Ja, ist woanders auch so, allerdings müssen bestimmte Sachen auf jeden Fall belegt werden, manche Fächerkombinationen sind nicht zulässig und als Abiturfächer sind auch bestimmte Fächer vorgeschrieben (je nach Bundesland).
Ich selbst bin ein absoluter Gegner vom Zentralabitur. Ich selbst habe ja mein Abi in NRW gemacht (was ja im Bundesvergleich nicht so gut sein soll) und habe dann in Bayern studiert (wo das Abi ja besonders gut sein soll). Und ganz ehrlich: Ich war besser aufs Studium vorbereitet. Das Zentralabi fördert nämlich in meinen Augen nur die sture Aufhäufung von Wissen zu Lasten der Individualität. Gruppenarbeit? Konnten viele nichts mit anfangen.
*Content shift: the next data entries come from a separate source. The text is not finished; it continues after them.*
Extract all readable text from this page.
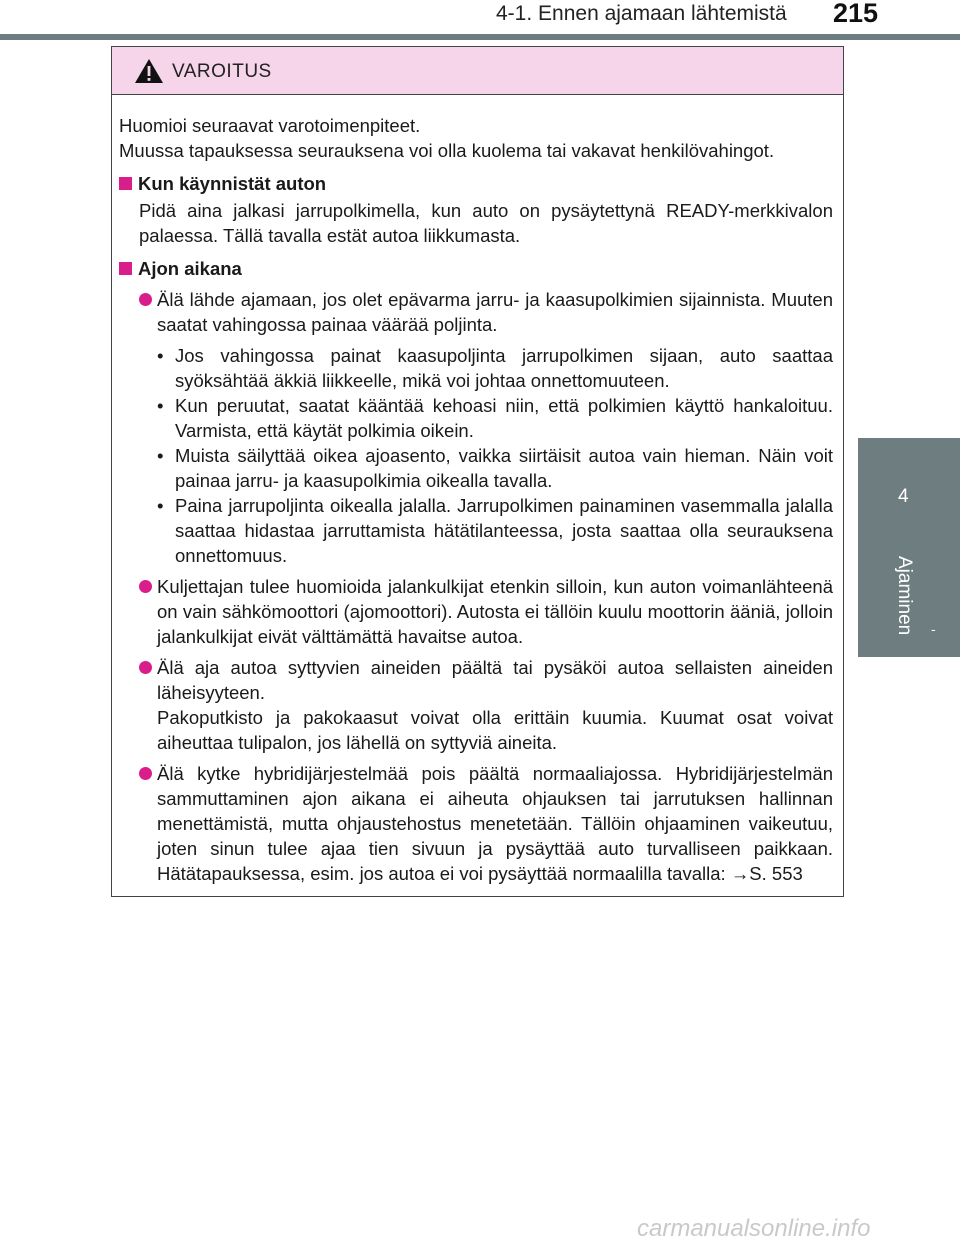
4-1. Ennen ajamaan lähtemistä 215
4
Ajaminen -
VAROITUS

Huomioi seuraavat varotoimenpiteet.

Muussa tapauksessa seurauksena voi olla kuolema tai vakavat henkilövahingot.

Kun käynnistät auton

Pidä aina jalkasi jarrupolkimella, kun auto on pysäytettynä READY-merkkivalon palaessa. Tällä tavalla estät autoa liikkumasta.

Ajon aikana
Älä lähde ajamaan, jos olet epävarma jarru- ja kaasupolkimien sijainnista. Muuten saatat vahingossa painaa väärää poljinta.
• Jos vahingossa painat kaasupoljinta jarrupolkimen sijaan, auto saattaa syöksähtää äkkiä liikkeelle, mikä voi johtaa onnettomuuteen.
• Kun peruutat, saatat kääntää kehoasi niin, että polkimien käyttö hankaloituu. Varmista, että käytät polkimia oikein.
• Muista säilyttää oikea ajoasento, vaikka siirtäisit autoa vain hieman. Näin voit painaa jarru- ja kaasupolkimia oikealla tavalla.
• Paina jarrupoljinta oikealla jalalla. Jarrupolkimen painaminen vasemmalla jalalla saattaa hidastaa jarruttamista hätätilanteessa, josta saattaa olla seurauksena onnettomuus.
Kuljettajan tulee huomioida jalankulkijat etenkin silloin, kun auton voimanlähteenä on vain sähkömoottori (ajomoottori). Autosta ei tällöin kuulu moottorin ääniä, jolloin jalankulkijat eivät välttämättä havaitse autoa.
Älä aja autoa syttyvien aineiden päältä tai pysäköi autoa sellaisten aineiden läheisyyteen.
Pakoputkisto ja pakokaasut voivat olla erittäin kuumia. Kuumat osat voivat aiheuttaa tulipalon, jos lähellä on syttyviä aineita.
Älä kytke hybridijärjestelmää pois päältä normaaliajossa. Hybridijärjestelmän sammuttaminen ajon aikana ei aiheuta ohjauksen tai jarrutuksen hallinnan menettämistä, mutta ohjaustehostus menetetään. Tällöin ohjaaminen vaikeutuu, joten sinun tulee ajaa tien sivuun ja pysäyttää auto turvalliseen paikkaan. Hätätapauksessa, esim. jos autoa ei voi pysäyttää normaalilla tavalla: →S. 553
carmanualsonline.info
Selbstständig Probleme lösen war wohl auch nicht so gefragt.
Ich fand es toll, dass unsere Lehrer noch in gewissen Rahmen selbst bestimmen konnten, was wir lernen sollten, denn so war der Unterricht viel besser, weil es ihnen auch mehr Spaß gemacht hat. Oder dass wir in den Sprachen z.B. unsere Lektüren nach kurzer Diskussion der einzelnen Werke selbst wählen durften.
Das Wissen, was man in der Schule lernt, stellt sowieso nur einen winzigen Bruchteil dessen dar, was man im Studium lernt. Ich hatte z.B. in der Oberstufe weder Physik noch Chemie (hat nicht mehr in den Plan gepasst), trotzdem habe ich erfolgreich zwei Semester Physik studiert und hatte später im Biostudium in den Chemiekursen trotzdem bessere Erfolge als Leute mit Chemie-LK.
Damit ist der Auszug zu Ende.